L’efficacia del testo di Frayn – che intreccia storia, supposizione e immaginazione – oltre che nelle tematiche affrontate consiste nella costruzione drammaturgica: un incontro/scontro post-mortem tra i due luminari, spiriti ancora dominati da un indistruttibile desiderio di conoscenza, che nel limbo discutono sull’argomento della fusione nucleare, sulle sue pericolose applicazioni pratiche e sui relativi dilemmi morali. A questo si aggiunge il tocco geniale di un parallelismo tracciato tra il principio fisico di indeterminazione applicato agli oggetti (scoperto proprio da Heisenberg) e l’indeterminatezza (e l’imprevedibilità) del comportamento umano, che ci ricorda come ogni evento contenga in sé molteplici versioni, ciascuna delle quali rappresenta una sfaccettatura della verità e pone a fianco delle ragioni storico/politiche quelle psicologiche e personali. “Come particelle dell’atomo che si incontrano e si scontrano – spiega Mauro Avogadro – i tre personaggi al centro dell’opera cercano di dare un senso alle azioni della loro vita, vittime anch’esse di quel nucleo finale di indeterminazione che sta nel cuore delle cose”.

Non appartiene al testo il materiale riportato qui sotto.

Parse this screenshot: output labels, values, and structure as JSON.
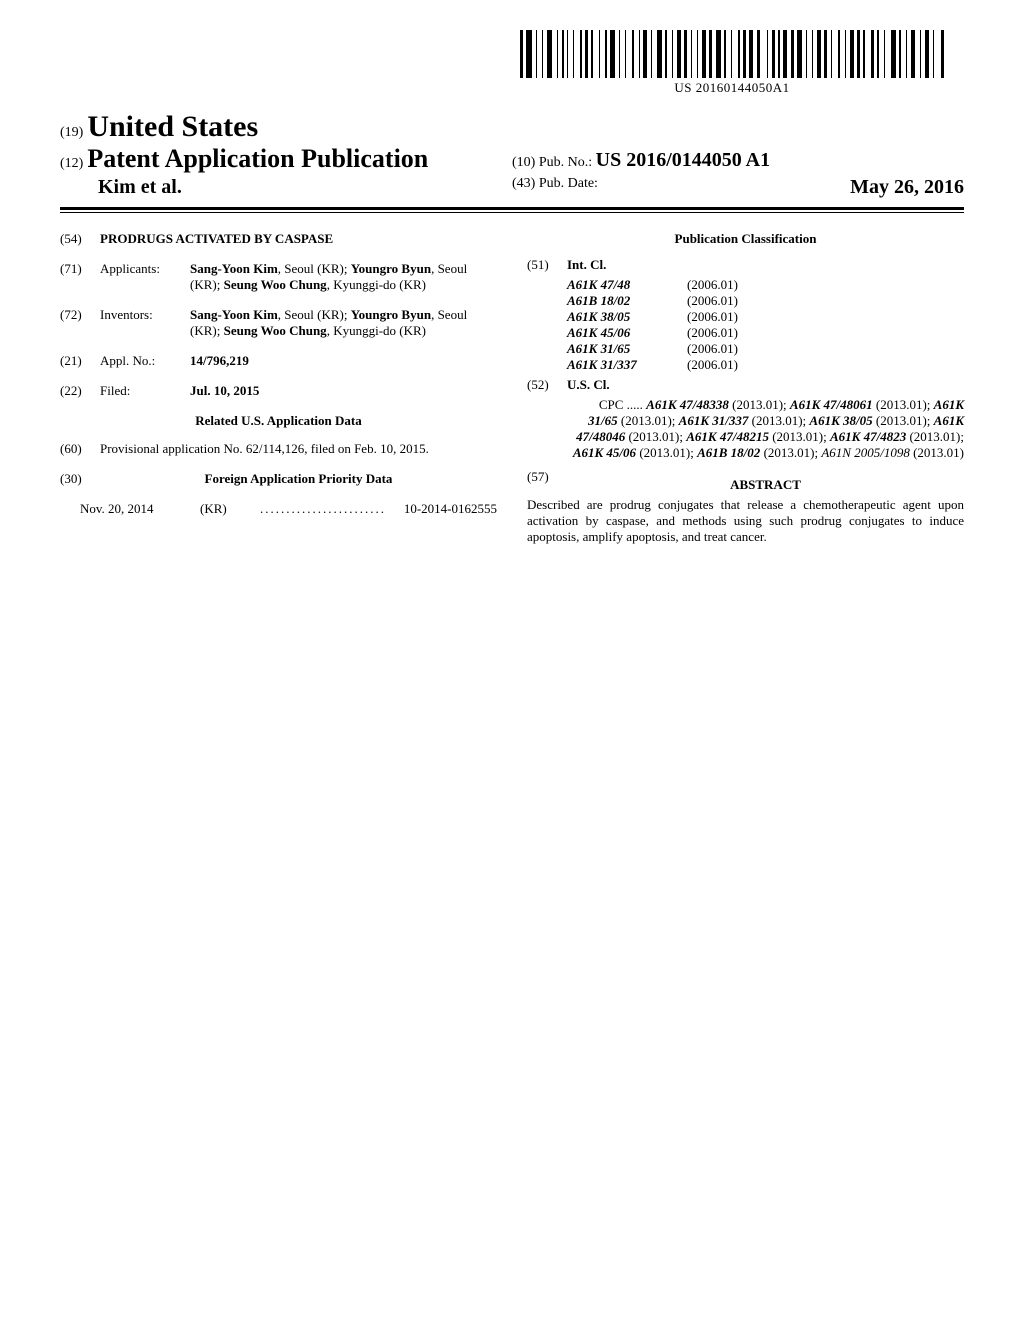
{
  "barcode": {
    "text": "US 20160144050A1"
  },
  "header": {
    "country_line_prefix": "(19)",
    "country": "United States",
    "pub_line_prefix": "(12)",
    "pub_type": "Patent Application Publication",
    "authors": "Kim et al.",
    "pubno_prefix": "(10)",
    "pubno_label": "Pub. No.:",
    "pubno_value": "US 2016/0144050 A1",
    "pubdate_prefix": "(43)",
    "pubdate_label": "Pub. Date:",
    "pubdate_value": "May 26, 2016"
  },
  "left": {
    "f54": {
      "num": "(54)",
      "title": "PRODRUGS ACTIVATED BY CASPASE"
    },
    "f71": {
      "num": "(71)",
      "label": "Applicants:",
      "people": [
        {
          "name": "Sang-Yoon Kim",
          "loc": ", Seoul (KR); "
        },
        {
          "name": "Youngro Byun",
          "loc": ", Seoul (KR); "
        },
        {
          "name": "Seung Woo Chung",
          "loc": ", Kyunggi-do (KR)"
        }
      ]
    },
    "f72": {
      "num": "(72)",
      "label": "Inventors:",
      "people": [
        {
          "name": "Sang-Yoon Kim",
          "loc": ", Seoul (KR); "
        },
        {
          "name": "Youngro Byun",
          "loc": ", Seoul (KR); "
        },
        {
          "name": "Seung Woo Chung",
          "loc": ", Kyunggi-do (KR)"
        }
      ]
    },
    "f21": {
      "num": "(21)",
      "label": "Appl. No.:",
      "value": "14/796,219"
    },
    "f22": {
      "num": "(22)",
      "label": "Filed:",
      "value": "Jul. 10, 2015"
    },
    "related_heading": "Related U.S. Application Data",
    "f60": {
      "num": "(60)",
      "text": "Provisional application No. 62/114,126, filed on Feb. 10, 2015."
    },
    "f30": {
      "num": "(30)",
      "heading": "Foreign Application Priority Data"
    },
    "foreign": {
      "date": "Nov. 20, 2014",
      "cc": "(KR)",
      "dots": "........................",
      "appnum": "10-2014-0162555"
    }
  },
  "right": {
    "pubclass_heading": "Publication Classification",
    "f51": {
      "num": "(51)",
      "label": "Int. Cl."
    },
    "intcl": [
      {
        "code": "A61K 47/48",
        "year": "(2006.01)"
      },
      {
        "code": "A61B 18/02",
        "year": "(2006.01)"
      },
      {
        "code": "A61K 38/05",
        "year": "(2006.01)"
      },
      {
        "code": "A61K 45/06",
        "year": "(2006.01)"
      },
      {
        "code": "A61K 31/65",
        "year": "(2006.01)"
      },
      {
        "code": "A61K 31/337",
        "year": "(2006.01)"
      }
    ],
    "f52": {
      "num": "(52)",
      "label": "U.S. Cl."
    },
    "cpc_lead": "CPC .....",
    "cpc_codes": [
      {
        "code": "A61K 47/48338",
        "year": "(2013.01)",
        "bold": true,
        "sep": "; "
      },
      {
        "code": "A61K 47/48061",
        "year": "(2013.01)",
        "bold": true,
        "sep": "; "
      },
      {
        "code": "A61K 31/65",
        "year": "(2013.01)",
        "bold": true,
        "sep": "; "
      },
      {
        "code": "A61K 31/337",
        "year": "(2013.01)",
        "bold": true,
        "sep": "; "
      },
      {
        "code": "A61K 38/05",
        "year": "(2013.01)",
        "bold": true,
        "sep": "; "
      },
      {
        "code": "A61K 47/48046",
        "year": "(2013.01)",
        "bold": true,
        "sep": "; "
      },
      {
        "code": "A61K 47/48215",
        "year": "(2013.01)",
        "bold": true,
        "sep": "; "
      },
      {
        "code": "A61K 47/4823",
        "year": "(2013.01)",
        "bold": true,
        "sep": "; "
      },
      {
        "code": "A61K 45/06",
        "year": "(2013.01)",
        "bold": true,
        "sep": "; "
      },
      {
        "code": "A61B 18/02",
        "year": "(2013.01)",
        "bold": true,
        "sep": "; "
      },
      {
        "code": "A61N 2005/1098",
        "year": "(2013.01)",
        "bold": false,
        "sep": ""
      }
    ],
    "f57": {
      "num": "(57)",
      "heading": "ABSTRACT"
    },
    "abstract": "Described are prodrug conjugates that release a chemotherapeutic agent upon activation by caspase, and methods using such prodrug conjugates to induce apoptosis, amplify apoptosis, and treat cancer."
  },
  "barcode_widths": [
    3,
    1,
    6,
    2,
    1,
    3,
    1,
    2,
    5,
    3,
    1,
    2,
    2,
    1,
    1,
    3,
    1,
    4,
    2,
    1,
    3,
    1,
    2,
    4,
    1,
    3,
    2,
    1,
    5,
    2,
    1,
    3,
    1,
    4,
    2,
    3,
    1,
    1,
    4,
    2,
    1,
    3,
    5,
    1,
    2,
    3,
    1,
    2,
    4,
    1,
    3,
    2,
    1,
    3,
    1,
    2,
    4,
    1,
    3,
    2,
    5,
    1,
    2,
    3,
    1,
    4,
    2,
    1,
    3,
    1,
    4,
    2,
    3,
    5,
    1,
    2,
    3,
    1,
    2,
    1,
    4,
    2,
    3,
    1,
    5,
    2,
    1,
    3,
    1,
    2,
    4,
    1,
    3,
    2,
    1,
    4,
    2,
    3,
    1,
    2,
    4,
    1,
    3,
    1,
    2,
    4,
    3,
    1,
    2,
    3,
    1,
    4,
    5,
    1,
    2,
    3,
    1,
    2,
    4,
    3,
    1,
    2,
    4,
    2,
    1,
    5,
    3
  ]
}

Il complesso congegno drammaturgico viene messo in moto da tre attori di grande spessore, che offrono altrettante interpretazioni definite dalla critica “assolutamente perfette”: Giulia Lojodice nel ruolo di Margrethe Bohr (che all’inizio della pièce pone la domanda attorno alla quale è costruito l’intero intreccio narrativo:”Perché Heisenberg si è recato a Copenhagen?”), Umberto Orsini nei panni del fisico danese (che in seguito si trasferirà in Inghilterra e poi negli Stati Uniti per prendere parte al “progetto Manhattan”, volto alla realizzazione delle bombe atomiche poi sganciate su Hiroshima e Nagasaki) e Massimo Popolizio nel ruolo del fisico tedesco.

La scena, di Giacomo Andrico, evoca un’aula universitaria, con le sue gigantesche lavagne nere riempite di formule fisiche. Le luci sono di Giancarlo Salvatori, i costumi di Gabriele Mayer, le musiche di Andrea Liberovici. La traduzione del testo di Frayn è stata curata da Filippo Ottoni e Maria Teresa Petruzzi.